The 5 best artists of the ‘30s

From a historical point of view the thirties were a decade of great fervor, in Italy fascism was taking hold and in Germany Nazism was gaining control, these are the years that saw the outbreak of World War II in an environment that still had to economically and morally stand back up after the previous war.
In the new world people were facing the great economic crisis that exploded in 1929: the famous “black Thursday”. But it’s when the crisis is hardest that art and its people are able to give an important answer, in fact these are years of great artistic creativity, in Italy there’s a strong cultural comeback of the 14th and 15th centuries, design was born in these years, and the streets were swarmed with large advertising and propaganda manifestos.

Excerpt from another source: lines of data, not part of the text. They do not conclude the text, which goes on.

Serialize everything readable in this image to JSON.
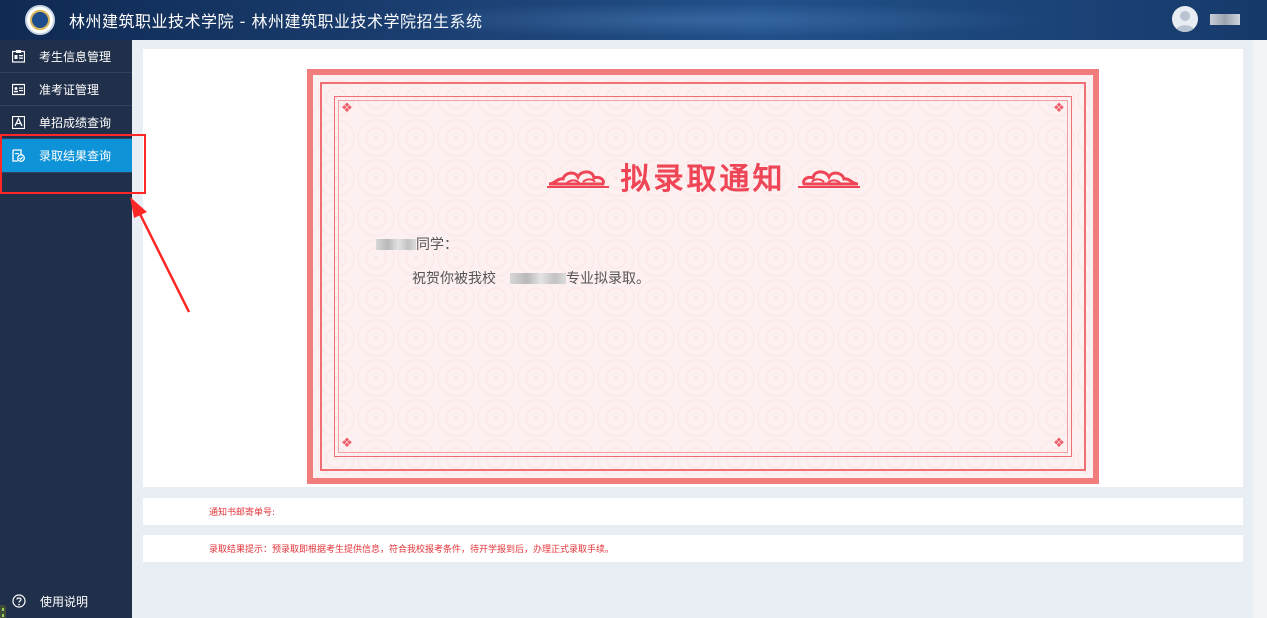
{
  "header": {
    "title": "林州建筑职业技术学院 - 林州建筑职业技术学院招生系统"
  },
  "sidebar": {
    "items": [
      {
        "label": "考生信息管理",
        "icon": "id-card-icon",
        "active": false
      },
      {
        "label": "准考证管理",
        "icon": "ticket-card-icon",
        "active": false
      },
      {
        "label": "单招成绩查询",
        "icon": "score-icon",
        "active": false
      },
      {
        "label": "录取结果查询",
        "icon": "admission-result-icon",
        "active": true
      }
    ],
    "help_label": "使用说明"
  },
  "certificate": {
    "title": "拟录取通知",
    "greeting_suffix": "同学：",
    "body_prefix": "祝贺你被我校",
    "body_suffix": "专业拟录取。"
  },
  "info": {
    "mail_label": "通知书邮寄单号:",
    "tip": "录取结果提示：预录取即根据考生提供信息，符合我校报考条件，待开学报到后，办理正式录取手续。"
  },
  "colors": {
    "header_bg": "#1b3f72",
    "sidebar_bg": "#21304a",
    "active_item": "#0f93d8",
    "certificate_border": "#f27d7d",
    "certificate_title": "#ee4656",
    "tip_text": "#e3353b",
    "annotation": "#ff2626"
  }
}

This is the time when art meets the big public, and mass critique.

The 5 best artists of the ‘30s - Alexander Calder Alexander Calder ( 1898–1976 )
He can commonly be defined as an inventionist, during his whole artistic career he took on the invention of various objects. his sculptures are dynamic, always balanced and poised, many of them were built to be delicately moved by the wind, Duchamp coined a term to indicate this aspect and defined them as “Mobiles”. Calder was also the author of what is called the “Calder circus”, a sort of small format circus set inside a suitcase with which he put on traveling shows. Calder’s art is very particular and colored, it’s the art of show, innovative and fun, that found its peak during the ‘30s.

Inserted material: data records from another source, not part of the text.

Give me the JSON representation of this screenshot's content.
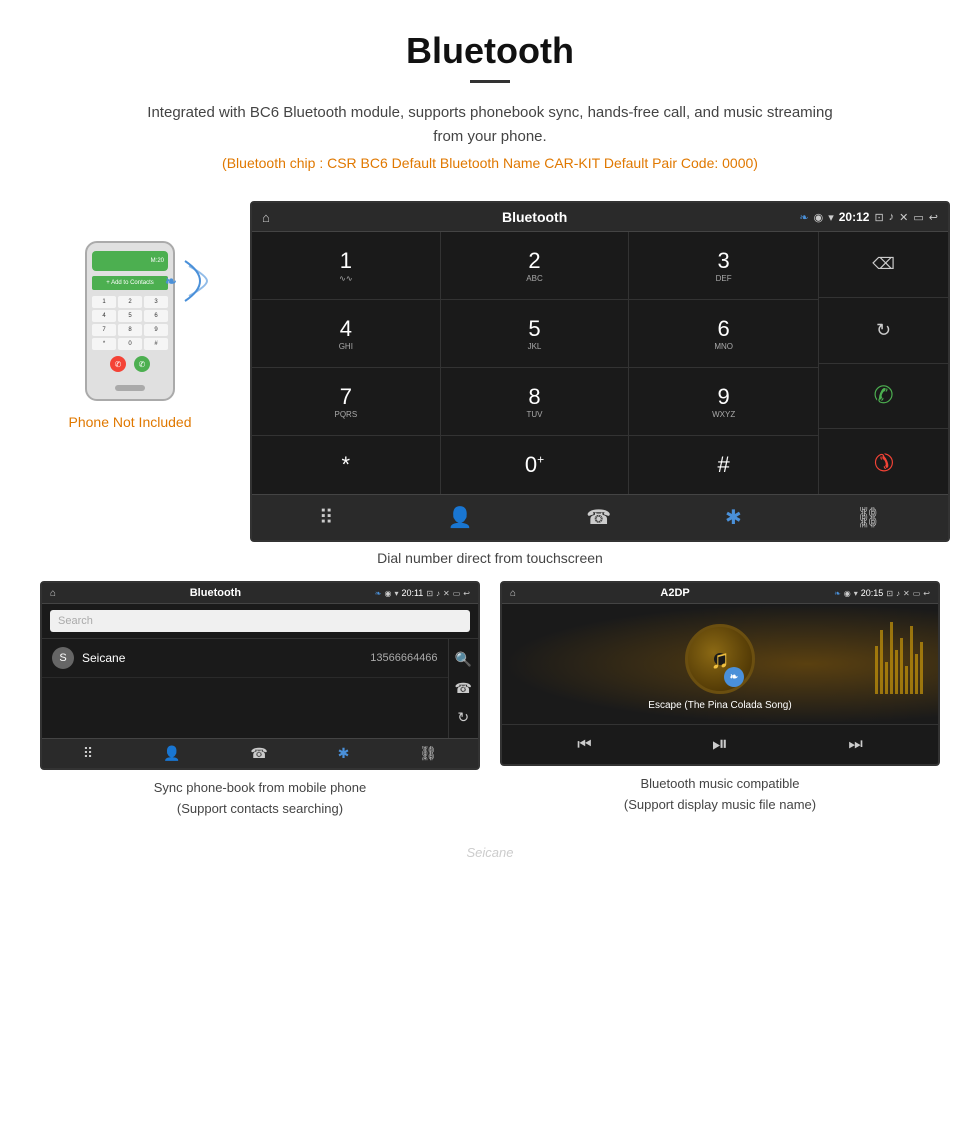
{
  "page": {
    "title": "Bluetooth",
    "divider": true,
    "description": "Integrated with BC6 Bluetooth module, supports phonebook sync, hands-free call, and music streaming from your phone.",
    "specs": "(Bluetooth chip : CSR BC6   Default Bluetooth Name CAR-KIT    Default Pair Code: 0000)",
    "dial_caption": "Dial number direct from touchscreen",
    "phonebook_caption_line1": "Sync phone-book from mobile phone",
    "phonebook_caption_line2": "(Support contacts searching)",
    "music_caption_line1": "Bluetooth music compatible",
    "music_caption_line2": "(Support display music file name)",
    "watermark": "Seicane"
  },
  "phone_label": "Phone Not Included",
  "dial_screen": {
    "header_title": "Bluetooth",
    "header_time": "20:12",
    "keys": [
      {
        "num": "1",
        "letters": "∿∿"
      },
      {
        "num": "2",
        "letters": "ABC"
      },
      {
        "num": "3",
        "letters": "DEF"
      },
      {
        "num": "4",
        "letters": "GHI"
      },
      {
        "num": "5",
        "letters": "JKL"
      },
      {
        "num": "6",
        "letters": "MNO"
      },
      {
        "num": "7",
        "letters": "PQRS"
      },
      {
        "num": "8",
        "letters": "TUV"
      },
      {
        "num": "9",
        "letters": "WXYZ"
      },
      {
        "num": "*",
        "letters": ""
      },
      {
        "num": "0",
        "letters": "+"
      },
      {
        "num": "#",
        "letters": ""
      }
    ],
    "nav_items": [
      "⠿",
      "👤",
      "☎",
      "✱",
      "⛓"
    ]
  },
  "phonebook_screen": {
    "header_title": "Bluetooth",
    "header_time": "20:11",
    "search_placeholder": "Search",
    "contacts": [
      {
        "initial": "S",
        "name": "Seicane",
        "number": "13566664466"
      }
    ],
    "nav_items": [
      "⠿",
      "👤",
      "☎",
      "✱",
      "⛓"
    ]
  },
  "music_screen": {
    "header_title": "A2DP",
    "header_time": "20:15",
    "song_title": "Escape (The Pina Colada Song)",
    "controls": [
      "⏮",
      "⏯",
      "⏭"
    ]
  },
  "colors": {
    "accent_orange": "#e07800",
    "screen_bg": "#1a1a1a",
    "green_call": "#4caf50",
    "red_call": "#f44336",
    "bluetooth_blue": "#4a90d9"
  }
}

The 5 best artists of the ‘30s - René Magritte René Magritte ( 1898–1967 )
As much as he is considered one of the major representatives of surrealism he wasn’t obsessed with it, in fact his representations aren’t paranoid, rather they are interrogatives rich of indecipherable and enigmatic content. An obvious mark is the use of cold colors and a consolidated technique of Trompe d’oeil, those characteristics that perhaps separate him from other surrealists. His evocative power lies in instilling doubts on reality through the creation of reality itself. If on one hand his art doesn’t want to be confused with faithful representation, typical of photography, on the other there are times in which it tends to willingly compare itself with reality.
The 5 best artists of the ‘30s - Henry Spencer Moore Henry Spencer Moore ( 1898–1986 )
The ‘30s were years of great creativity for the British sculptor for what concerns his artistic production, especially thanks to the influence of that period’s avant grade movements. He mostly created large dimension artworks in marble and bronze, his sculptures are characterized by primitive forms in memory of an ancient art dedicated to fertility. He uses dynamic forms, and figures that often take on decidedly unnatural but always balanced positions. The themes that recur are fertility and femininity, used especially to lighten the feeling of fear of war of which the artist was a direct witness.
The 5 best artists of the ‘30s - Max Ernst Max Ernst ( 1891–1976 )
He was a German painter and sculptor that received many acknowledgments during his artistic career.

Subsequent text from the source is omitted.